I’m sorry, detective, but the date is July 12th 2143.

“The dream,” he said, rubbing his chin. Something in his mind clung desperately to the idea that this was a mistake, that it was 2144, but he only wiped his face and said, “Alright, then. Today’s Digi-reel will do.”

Are you feeling well, Detective? I’m sensing elevated blood pressure and increased respiratory function.”

“It’s the Glak Weed. Get on with it, you lug of bolts! The digi-reel. Now.”

As you wish.

The ViewScreen hummed to life, bathing the room with light and color. Outside, the sun was setting, casting a nuclear glow across the wastes. Krohl watched the evening news, the stories of madness, the winners (and sore losers) of the child lottery, a new discovery of grass pushing up through the ruins of the Adirondack Mountains, and finally, the failed assassination of a prominent Psycho-Hypnotist.

Something twisted in his stomach. “Raise the volume.”

The A.I. complied just in time to show the blast-wreckage of an apartment and a team of coroner bots sweeping the welter of limbs.

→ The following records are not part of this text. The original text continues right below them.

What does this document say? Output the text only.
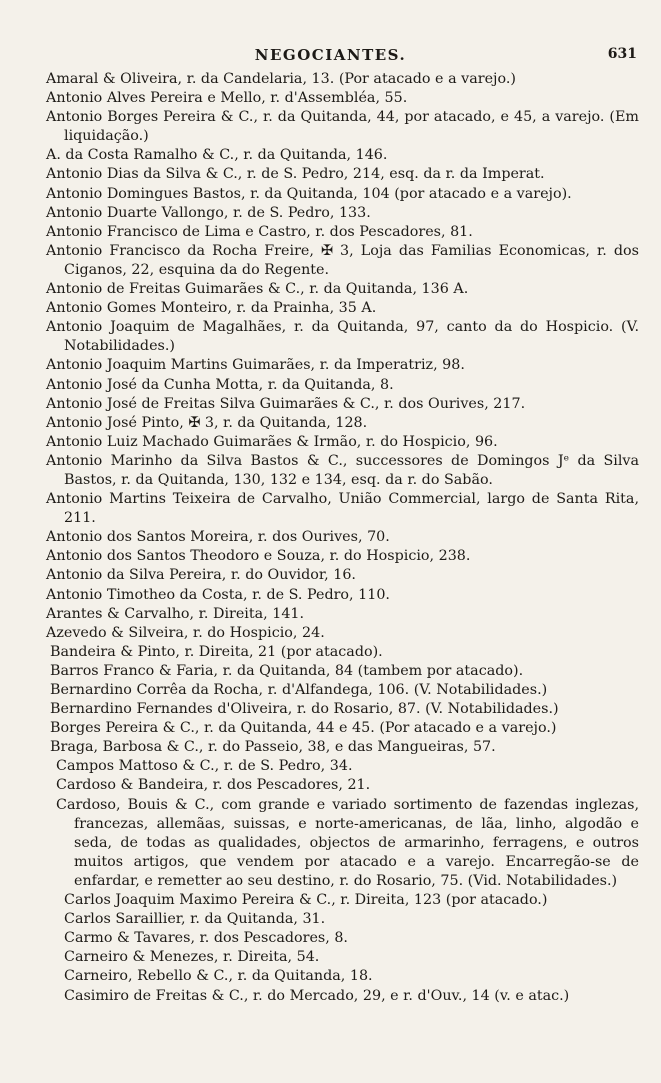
NEGOCIANTES.	631
Amaral & Oliveira, r. da Candelaria, 13. (Por atacado e a varejo.)
Antonio Alves Pereira e Mello, r. d'Assembléa, 55.
Antonio Borges Pereira & C., r. da Quitanda, 44, por atacado, e 45, a varejo. (Em liquidação.)
A. da Costa Ramalho & C., r. da Quitanda, 146.
Antonio Dias da Silva & C., r. de S. Pedro, 214, esq. da r. da Imperat.
Antonio Domingues Bastos, r. da Quitanda, 104 (por atacado e a varejo).
Antonio Duarte Vallongo, r. de S. Pedro, 133.
Antonio Francisco de Lima e Castro, r. dos Pescadores, 81.
Antonio Francisco da Rocha Freire, ✠ 3, Loja das Familias Economicas, r. dos Ciganos, 22, esquina da do Regente.
Antonio de Freitas Guimarães & C., r. da Quitanda, 136 A.
Antonio Gomes Monteiro, r. da Prainha, 35 A.
Antonio Joaquim de Magalhães, r. da Quitanda, 97, canto da do Hospicio. (V. Notabilidades.)
Antonio Joaquim Martins Guimarães, r. da Imperatriz, 98.
Antonio José da Cunha Motta, r. da Quitanda, 8.
Antonio José de Freitas Silva Guimarães & C., r. dos Ourives, 217.
Antonio José Pinto, ✠ 3, r. da Quitanda, 128.
Antonio Luiz Machado Guimarães & Irmão, r. do Hospicio, 96.
Antonio Marinho da Silva Bastos & C., successores de Domingos Jᵉ da Silva Bastos, r. da Quitanda, 130, 132 e 134, esq. da r. do Sabão.
Antonio Martins Teixeira de Carvalho, União Commercial, largo de Santa Rita, 211.
Antonio dos Santos Moreira, r. dos Ourives, 70.
Antonio dos Santos Theodoro e Souza, r. do Hospicio, 238.
Antonio da Silva Pereira, r. do Ouvidor, 16.
Antonio Timotheo da Costa, r. de S. Pedro, 110.
Arantes & Carvalho, r. Direita, 141.
Azevedo & Silveira, r. do Hospicio, 24.
Bandeira & Pinto, r. Direita, 21 (por atacado).
Barros Franco & Faria, r. da Quitanda, 84 (tambem por atacado).
Bernardino Corrêa da Rocha, r. d'Alfandega, 106. (V. Notabilidades.)
Bernardino Fernandes d'Oliveira, r. do Rosario, 87. (V. Notabilidades.)
Borges Pereira & C., r. da Quitanda, 44 e 45. (Por atacado e a varejo.)
Braga, Barbosa & C., r. do Passeio, 38, e das Mangueiras, 57.
Campos Mattoso & C., r. de S. Pedro, 34.
Cardoso & Bandeira, r. dos Pescadores, 21.
Cardoso, Bouis & C., com grande e variado sortimento de fazendas inglezas, francezas, allemãas, suissas, e norte-americanas, de lãa, linho, algodão e seda, de todas as qualidades, objectos de armarinho, ferragens, e outros muitos artigos, que vendem por atacado e a varejo. Encarregão-se de enfardar, e remetter ao seu destino, r. do Rosario, 75. (Vid. Notabilidades.)
Carlos Joaquim Maximo Pereira & C., r. Direita, 123 (por atacado.)
Carlos Saraillier, r. da Quitanda, 31.
Carmo & Tavares, r. dos Pescadores, 8.
Carneiro & Menezes, r. Direita, 54.
Carneiro, Rebello & C., r. da Quitanda, 18.
Casimiro de Freitas & C., r. do Mercado, 29, e r. d'Ouv., 14 (v. e atac.)
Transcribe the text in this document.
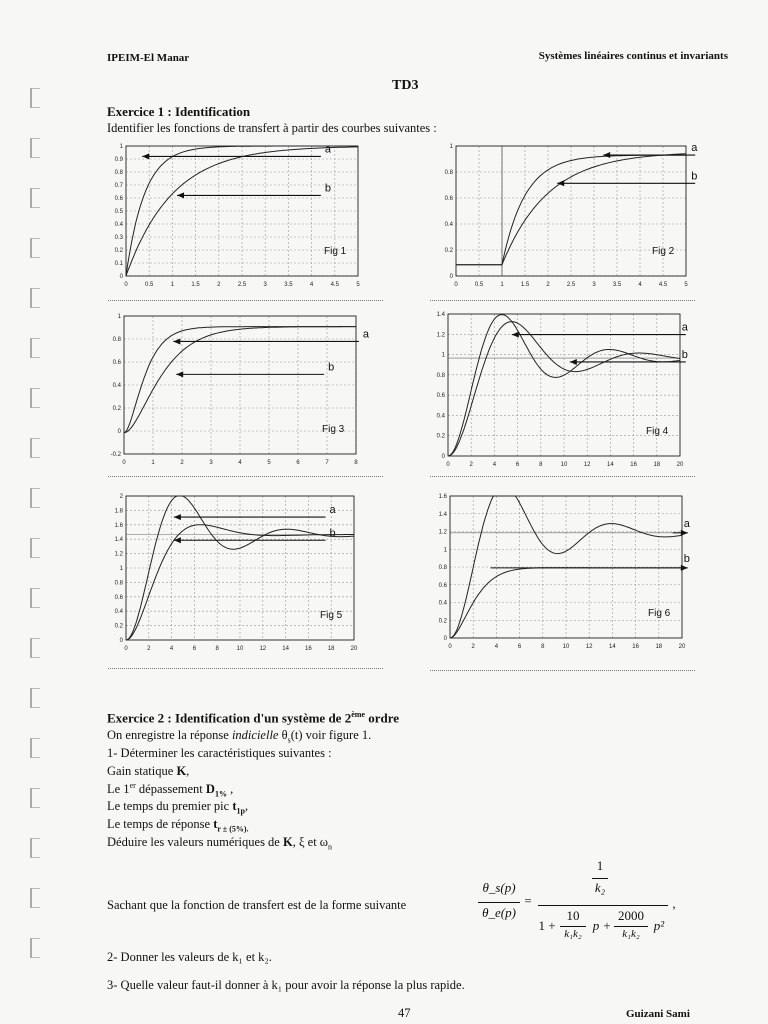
IPEIM-El Manar	Systèmes linéaires continus et invariants
TD3
Exercice 1 : Identification
Identifier les fonctions de transfert à partir des courbes suivantes :
0	0.5	1	1.5	2	2.5	3	3.5	4	4.5	5
0
0.1
0.2
0.3
0.4
0.5
0.6
0.7
0.8
0.9
1	a
b
Fig 1
0	0.5	1	1.5	2	2.5	3	3.5	4	4.5	5
0
0.2
0.4
0.6
0.8
1	a
b
Fig 2
0	1	2	3	4	5	6	7	8
-0.2
0
0.2
0.4
0.6
0.8
1
a
b
Fig 3
0	2	4	6	8	10	12	14	16	18	20
0
0.2
0.4
0.6
0.8
1
1.2
1.4
a
b
Fig 4
0	2	4	6	8	10	12	14	16	18	20
0
0.2
0.4
0.6
0.8
1
1.2
1.4
1.6
1.8
2
a
b
Fig 5
0	2	4	6	8	10	12	14	16	18	20
0
0.2
0.4
0.6
0.8
1
1.2
1.4
1.6
a
b
Fig 6
Exercice 2 : Identification d'un système de 2ème ordre
On enregistre la réponse indicielle $\theta_s(t)$ voir figure 1.
1- Déterminer les caractéristiques suivantes :
Gain statique K,
Le 1er dépassement $D_{1\%}$ ,
Le temps du premier pic $t_{1p}$,
Le temps de réponse $t_{r \pm (5\%).}$
Déduire les valeurs numériques de K, ξ et $\omega_n$
Sachant que la fonction de transfert est de la forme suivante
θ_s(p)
θ_e(p)
=
1
k₂
1 +
10
k₁k₂
p +
2000
k₁k₂
p²
,
2- Donner les valeurs de k₁ et k₂.
3- Quelle valeur faut-il donner à k₁ pour avoir la réponse la plus rapide.
47	Guizani Sami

The female news-scribe’s aluminum hair fell in a flawless waterfall over her shoulder. “The attack was thwarted by an unknown bystander, who detonated the assailants’ explosive before the would-be assassins could strike. There has been no positive I.D. at this time. The city’s security channels recovered this footage.”

Krohl felt that same nagging in his skull, and yet there was no explanation. He pulled another peel of Glak Weed and chewed, rolling his neck, letting the juice flood his mouth. He tried to recall the dream, but the details made no sense now that he was awake and breathing. In June of ‘43. In his Econoflat next to the turgid Hudson River.

He sat forward as the footage loaded. In it a group of men in ill-fitting business suits exited air-taxi. The next feed showed them walking up a sidewalk with a large suitcase held between them. The next shot was from above, the vantage showing an alley wall where a hooded figure waited with a compression pistol pressed against his thigh. He knelt as the men approached, turned on his knee, and fired.

A pulse of light momentarily distorted the feed, and when it resolved, the façade of the apartment was missing, the sidewalk a chewed crater stained with carnage. The figure, hobbling now, raced across the street, when the image froze.

“If anyone recognizes this man, please contact local authorities.”

The camera zoomed in, framing the hunched figure. Only his chin was visible, lathered with what looked like foam at the corners of his mouth. Krohl studied the image for a long time, thinking of absolutely nothing.

Least of all, that the man was missing one hand.